The SmartSat Cooperative Research Centre (CRC) conference has drawn academics and industry figures from across the country to compare notes and hear pitches from some of the CRC’s 60 scholarship PhD students.
“By the way, 10 per cent of these have already graduated,” SmartSatCRC CEO Emeritus Professor Andy Koronios said during the opening address.
He added the CRC has launched some 150 collaborative industry-academic projects since it was founded in 2017. “We’ve completed about 60 of those, and many out of those 60 are already on a trajectory of maturation so they can actually commercialise. Because technology by itself is not really that useful, and we’ve seen that in Australia before”.
Professor Smith pulled no punches while addressing attitudes towards – and within – Australia’s embryonic space industry: “Another statement I keep hearing is ‘our economy is too small to support a defence and space industry’. And on that, I’m going to call bullshit.”
He points out that Australia has the same GDP as Russia.
“So why can’t we have a space and defence industry like theirs? ‘Oh, they’ve got five times the population’ is the excuse,” he said.
“Well, okay. That’s a fair point. But look at Sweden, Israel, and Norway. They’ve got half our population and a third of our GDP. And they have some very significant space and defence companies.”
He pointed to names including Navantia, Rafael, Elbit, and Saab.
“So all I’d say is – they’re eating our lunch.
“And the question is why?”
He believes the answer is one of scale.
“In Australia, we’ve got lots of little companies doing nice things. But no one has the size, capability, breadth of capability and depth of pockets to grab the projects we actually need,” he says.
Professor Smith says he believes Australia’s space-related advanced technology industry is experiencing the same “natural political cycle” all industries do.
“There’s been a change in government. It’s decided it needs to be seen to be doing something different. So it’s pulled innovation funding,” he said. “It’ll come back in due course. In what form, how much, and when, are the questions. And I think that’s what the current government’s doing – thinking about how best to utilise the amount of money put into innovation.”

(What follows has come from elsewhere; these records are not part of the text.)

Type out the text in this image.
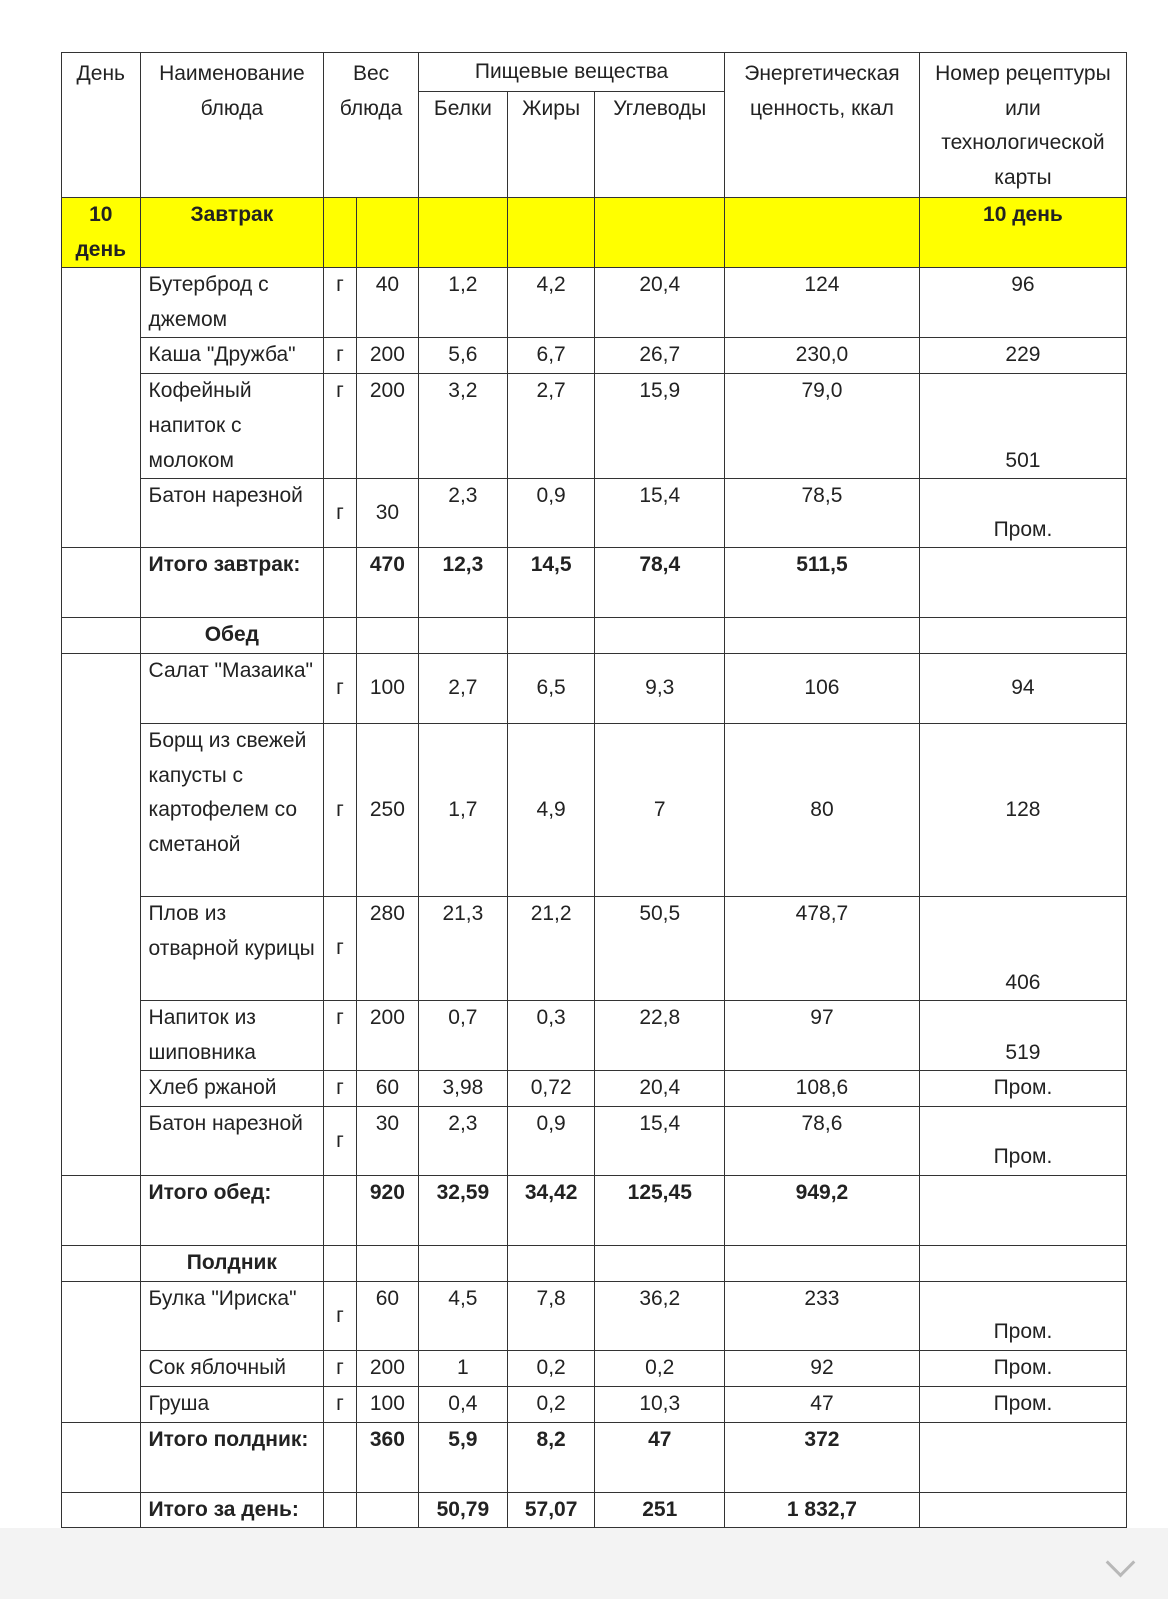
День	Наименование блюда	Вес блюда		Пищевые вещества			Энергетическая ценность, ккал	Номер рецептуры или технологической карты
				Белки	Жиры	Углеводы		
10 день	Завтрак							10 день
	Бутерброд с джемом	г	40	1,2	4,2	20,4	124	96
	Каша "Дружба"	г	200	5,6	6,7	26,7	230,0	229
	Кофейный напиток с молоком	г	200	3,2	2,7	15,9	79,0	501
	Батон нарезной	г	30	2,3	0,9	15,4	78,5	Пром.
	Итого завтрак:		470	12,3	14,5	78,4	511,5	
	Обед							
	Салат "Мазаика"	г	100	2,7	6,5	9,3	106	94
	Борщ из свежей капусты с картофелем со сметаной	г	250	1,7	4,9	7	80	128
	Плов из отварной курицы	г	280	21,3	21,2	50,5	478,7	406
	Напиток из шиповника	г	200	0,7	0,3	22,8	97	519
	Хлеб ржаной	г	60	3,98	0,72	20,4	108,6	Пром.
	Батон нарезной	г	30	2,3	0,9	15,4	78,6	Пром.
	Итого обед:		920	32,59	34,42	125,45	949,2	
	Полдник							
	Булка "Ириска"	г	60	4,5	7,8	36,2	233	Пром.
	Сок яблочный	г	200	1	0,2	0,2	92	Пром.
	Груша	г	100	0,4	0,2	10,3	47	Пром.
	Итого полдник:		360	5,9	8,2	47	372	
	Итого за день:			50,79	57,07	251	1 832,7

Meanwhile, the shift in priorities will likely result in industry consolidation.
“My view is, is that really such a bad thing,” he asked.
Smith pointed to his own history and the scale of collaboration needed to develop reliable high-bandwidth optical communications between ground and space.
“None of us partners had either the technology or the means to take on this project alone. None of us could even talk to each other,” he said. “It took patience, but eventually, we were able to solve the unsolvable. And it didn’t even cost all that much. So collaboration works.”